Sheriff Clarence Dupnik's Modest Proposal on Immigrant Children

Pima County Sheriff Clarence Dupnik: And you thought Sheriff Joe had a monopoly on law enforcement nimrodery.
Pima County Sheriff Clarence Dupnik: And you thought Sheriff Joe had a monopoly on law enforcement nimrodery.

Where the right-wing meets the sick and surreal. That's my succinct definition of Arizona. Every day in this state, one's faith in humanity is challenged when it comes to the subject of immigration. I half expect to awake each morn and find Russell Pearce's recipe for parboiled immigrant infant in my in-box. Or a coupon for Sheriff Joe's migrant meat tenderizer, with Joe's face feasting on a brown leg o' Mexican, saying, "Mmm, boy. That's good eatin."

In Sand Land, when it comes to immigration, no proposal is too out there to offend the locals. March Mexicans through the streets by the hundreds. Deny them bail. Separate moms from their kiddies. Break their arms. Their jaws. Anything goes.

So it is with this report from the self-important pooh-bah of the local Fourth Estate Howie Fischer on Pima County Sheriff Clarence Dupnik's genius idea to start asking schoolchildren about their immigration status.

Never mind that the Supreme Court long ago ruled this unconstitutional. Or the insanity of trying to deport little children based on their naive grasp of what country they might belong to. Or even the gross inhumanity of the concept. Hey, we've got moolah to save! So the doddering Dupnik suggests that what this state needs is a good test case to set before the U.S. Supreme Court. You know, kinda like Dred Scott back in the day.

In reading Fischer's calculus of the dollars and lack of sense, I'm reminded of a conversation I had with a young man about to graduate from a Phoenix high school. He's currently in junior ROTC, and plans to enter the Army once he's got his diploma. His parents were both illegal, and have returned to Mexico. He only obtained a green card late last year after much legal wrangling, and having to prove to a court that he had been abused by his dad.

In other words, this young man just barely made it through the door, and in doing so, he will serve this country far more than I, or many of you reading this, ever have. One day over lunch, he explained that he only discovered he was illegal when he was in his early teens, and was picked to participate in a program that would allow him to work as an intern and make a little money. The only hangup was that he needed a Social Security Number. So he asked his parents about getting one. His father laughed at him. That's when they explained that he was illegal, and could not obtain one.

I wonder what would have happened if Sheriff Dupnik's proposed in-house school immigration enforcers interrogated this young gent before he learned that he was not a citizen. Fortunately, as it stands, Mexico's loss is our gain.

For those of you who'll kvetch about your taxes going to educate illegals, all I've got to say is that I pay for your rugrats to go to school, and no one asks me if I want to or not. If someone did ask me, I'd rather my tax money go to educate some Mexican kid whose parents risked life and limb to get here, instead of the progeny of the lumpen cracker hate-mongers, who will no doubt love Clarence Dupnik's modest proposal.

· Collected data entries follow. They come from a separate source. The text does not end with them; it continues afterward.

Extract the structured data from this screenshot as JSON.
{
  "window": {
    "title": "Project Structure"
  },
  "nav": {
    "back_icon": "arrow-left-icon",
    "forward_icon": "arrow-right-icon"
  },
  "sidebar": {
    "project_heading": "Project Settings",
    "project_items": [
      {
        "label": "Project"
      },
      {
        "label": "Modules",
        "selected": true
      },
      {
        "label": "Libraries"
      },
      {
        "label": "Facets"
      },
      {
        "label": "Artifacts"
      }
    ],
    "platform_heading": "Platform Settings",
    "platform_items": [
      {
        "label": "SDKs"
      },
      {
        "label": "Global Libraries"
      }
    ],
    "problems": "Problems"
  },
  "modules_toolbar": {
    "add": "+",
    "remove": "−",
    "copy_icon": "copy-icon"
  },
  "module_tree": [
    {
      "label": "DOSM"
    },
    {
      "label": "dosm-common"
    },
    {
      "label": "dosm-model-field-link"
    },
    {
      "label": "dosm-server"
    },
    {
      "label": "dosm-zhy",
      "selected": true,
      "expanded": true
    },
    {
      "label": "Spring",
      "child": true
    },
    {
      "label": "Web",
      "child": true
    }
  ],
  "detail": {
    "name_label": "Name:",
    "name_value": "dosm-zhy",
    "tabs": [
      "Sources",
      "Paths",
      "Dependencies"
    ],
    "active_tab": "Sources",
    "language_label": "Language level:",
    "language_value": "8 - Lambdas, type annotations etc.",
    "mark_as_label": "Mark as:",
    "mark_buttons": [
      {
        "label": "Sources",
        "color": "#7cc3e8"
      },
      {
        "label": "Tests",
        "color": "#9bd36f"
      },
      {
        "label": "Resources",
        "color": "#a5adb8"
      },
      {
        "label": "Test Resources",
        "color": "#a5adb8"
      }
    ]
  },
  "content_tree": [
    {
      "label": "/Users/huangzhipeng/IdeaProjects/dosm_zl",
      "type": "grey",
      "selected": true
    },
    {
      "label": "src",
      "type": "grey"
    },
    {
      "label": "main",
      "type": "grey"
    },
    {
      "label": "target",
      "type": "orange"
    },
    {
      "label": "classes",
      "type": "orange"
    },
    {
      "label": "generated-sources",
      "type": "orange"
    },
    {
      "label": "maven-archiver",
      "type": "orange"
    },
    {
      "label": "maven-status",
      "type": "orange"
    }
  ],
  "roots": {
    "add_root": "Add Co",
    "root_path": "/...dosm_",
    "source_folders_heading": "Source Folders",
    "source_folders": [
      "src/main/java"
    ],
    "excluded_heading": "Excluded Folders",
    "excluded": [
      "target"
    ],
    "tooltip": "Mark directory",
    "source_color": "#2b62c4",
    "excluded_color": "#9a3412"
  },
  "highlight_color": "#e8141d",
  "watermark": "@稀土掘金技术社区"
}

What does Dupnik do for an encore? Stick 'em in tiny cages? Feed them dogfood? Sell them as pets? Who knows? I've ceased being shocked by this state anymore. Dupnik's suggestion jumps the ever-lovin' shark.

P.S.: Thanks to Le Templar of the EV Trib for pointing out that I'd flubbed AZ dean of reporters Howie Fischer's name as Howie Seftel in the original of this post (now corrected) I must've been flashing back to my days as a food criric! Apologies to everyone but Sheriff Dupnik. Heh.